El antagonismo de clase y la atracción entre ambos, ayudados por un gato fantasma antropomórfico, se representa sin amargura, y el paisaje urbano se dibuja con amor y precisión: una imagen de la propia modernidad japonesa como algo amable y humano. Esto puede reflejar el rechazo de Miyazaki a la lucha de clases, pero también forma parte de su reacción al nihilismo en todas sus formas. También aquí, en el paisaje moderno, lo bello es bello.

La película más dialéctica y sutilmente marxiana de Studio Ghibli es Recuerdos del ayer (1991), de Isao Takahata. En esta película, Taeko, una mujer cercana a la treintena e insatisfecha con su vida en Tokio, va a un pueblo para ayudar en la cosecha. Un joven granjero la guía a través del paisaje, con sus ríos, campos, pantanos y bosques, todo ello animado con un detalle exuberante y meticuloso. Ella lo contempla maravillada, expresando su admiración por la «naturaleza«. Una película de Disney lo dejaría así, pero no Ghibli. El granjero, sonriente pero algo despectivo, insiste en que todo lo que ella ve es fruto del trabajo humano.

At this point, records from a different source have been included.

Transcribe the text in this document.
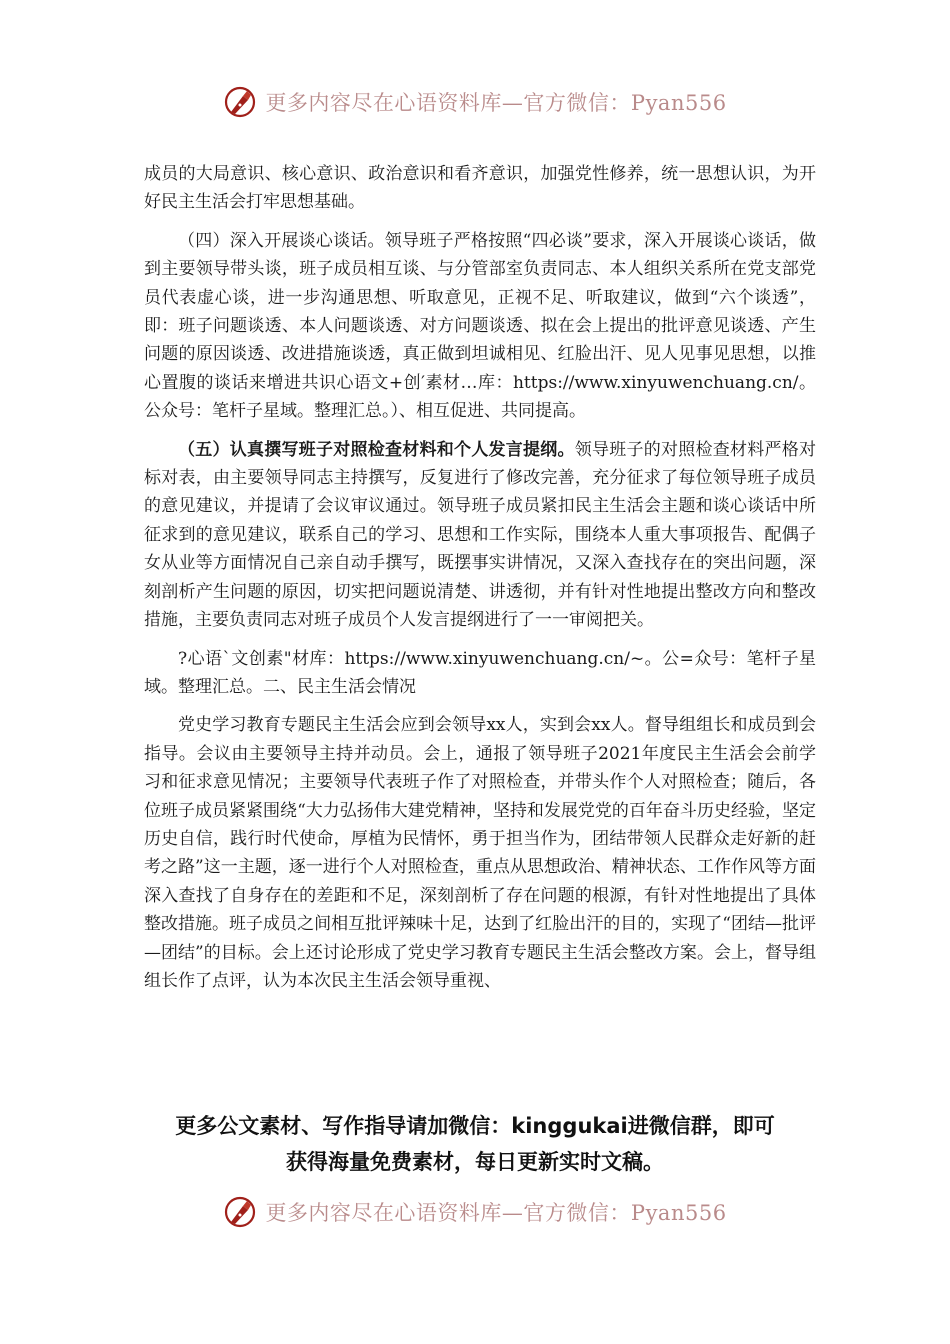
更多内容尽在心语资料库—官方微信：Pyan556

成员的大局意识、核心意识、政治意识和看齐意识，加强党性修养，统一思想认识，为开好民主生活会打牢思想基础。

（四）深入开展谈心谈话。领导班子严格按照“四必谈”要求，深入开展谈心谈话，做到主要领导带头谈，班子成员相互谈、与分管部室负责同志、本人组织关系所在党支部党员代表虚心谈，进一步沟通思想、听取意见，正视不足、听取建议，做到“六个谈透”，即：班子问题谈透、本人问题谈透、对方问题谈透、拟在会上提出的批评意见谈透、产生问题的原因谈透、改进措施谈透，真正做到坦诚相见、红脸出汗、见人见事见思想，以推心置腹的谈话来增进共识心语文+创′素材…库：https://www.xinyuwenchuang.cn/。公众号：笔杆子星域。整理汇总。）、相互促进、共同提高。

（五）认真撰写班子对照检查材料和个人发言提纲。领导班子的对照检查材料严格对标对表，由主要领导同志主持撰写，反复进行了修改完善，充分征求了每位领导班子成员的意见建议，并提请了会议审议通过。领导班子成员紧扣民主生活会主题和谈心谈话中所征求到的意见建议，联系自己的学习、思想和工作实际，围绕本人重大事项报告、配偶子女从业等方面情况自己亲自动手撰写，既摆事实讲情况，又深入查找存在的突出问题，深刻剖析产生问题的原因，切实把问题说清楚、讲透彻，并有针对性地提出整改方向和整改措施，主要负责同志对班子成员个人发言提纲进行了一一审阅把关。

?心语`文创素"材库：https://www.xinyuwenchuang.cn/~。公=众号：笔杆子星域。整理汇总。二、民主生活会情况

党史学习教育专题民主生活会应到会领导xx人，实到会xx人。督导组组长和成员到会指导。会议由主要领导主持并动员。会上，通报了领导班子2021年度民主生活会会前学习和征求意见情况；主要领导代表班子作了对照检查，并带头作个人对照检查；随后，各位班子成员紧紧围绕“大力弘扬伟大建党精神，坚持和发展党党的百年奋斗历史经验，坚定历史自信，践行时代使命，厚植为民情怀，勇于担当作为，团结带领人民群众走好新的赶考之路”这一主题，逐一进行个人对照检查，重点从思想政治、精神状态、工作作风等方面深入查找了自身存在的差距和不足，深刻剖析了存在问题的根源，有针对性地提出了具体整改措施。班子成员之间相互批评辣味十足，达到了红脸出汗的目的，实现了“团结—批评—团结”的目标。会上还讨论形成了党史学习教育专题民主生活会整改方案。会上，督导组组长作了点评，认为本次民主生活会领导重视、

更多公文素材、写作指导请加微信：kinggukai进微信群，即可
获得海量免费素材，每日更新实时文稿。
更多内容尽在心语资料库—官方微信：Pyan556
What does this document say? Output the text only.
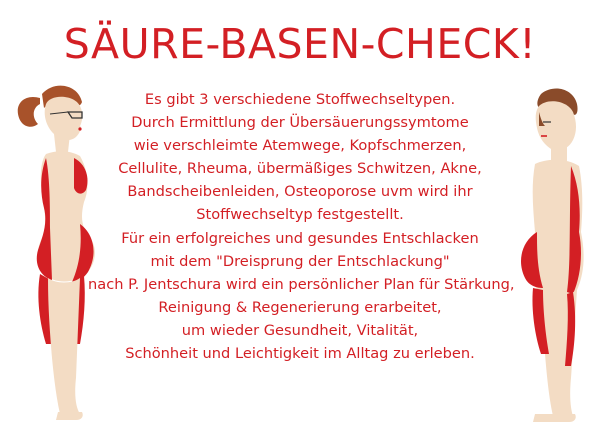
SÄURE-BASEN-CHECK!
Es gibt 3 verschiedene Stoffwechseltypen.
Durch Ermittlung der Übersäuerungssymtome
wie verschleimte Atemwege, Kopfschmerzen,
Cellulite, Rheuma, übermäßiges Schwitzen, Akne,
Bandscheibenleiden, Osteoporose uvm wird ihr
Stoffwechseltyp festgestellt.
Für ein erfolgreiches und gesundes Entschlacken
mit dem "Dreisprung der Entschlackung"
nach P. Jentschura wird ein persönlicher Plan für Stärkung,
Reinigung & Regenerierung erarbeitet,
um wieder Gesundheit, Vitalität,
Schönheit und Leichtigkeit im Alltag zu erleben.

Parafraseando aparentemente El campo y la ciudad, del marxista galés Raymond Williams (1912-1988), le dice que «los habitantes de las ciudades ven árboles y ríos y están agradecidos a la ‘naturaleza’». Pero «cada parcela de tierra tiene su historia, no sólo los campos y los arrozales. El tatarabuelo de alguien la plantó o la desbrozó». Al final de la película, Taeko decide quedarse en el pueblo, precisamente porque su experiencia ha sido la de trabajar dentro de una comunidad y no la de espectadora y contempladora.

Los mundos imaginarios del Studio Ghibli son paisajes de producción y espacios de solidaridad, y aquí, en su película más realista, hay una pequeña imagen de una verdadera utopía.

Owen Hatherley es redactor de Cultura de Jacobin y autor de varios libros, entre ellos Red Metropolis: Socialism and the Government of London.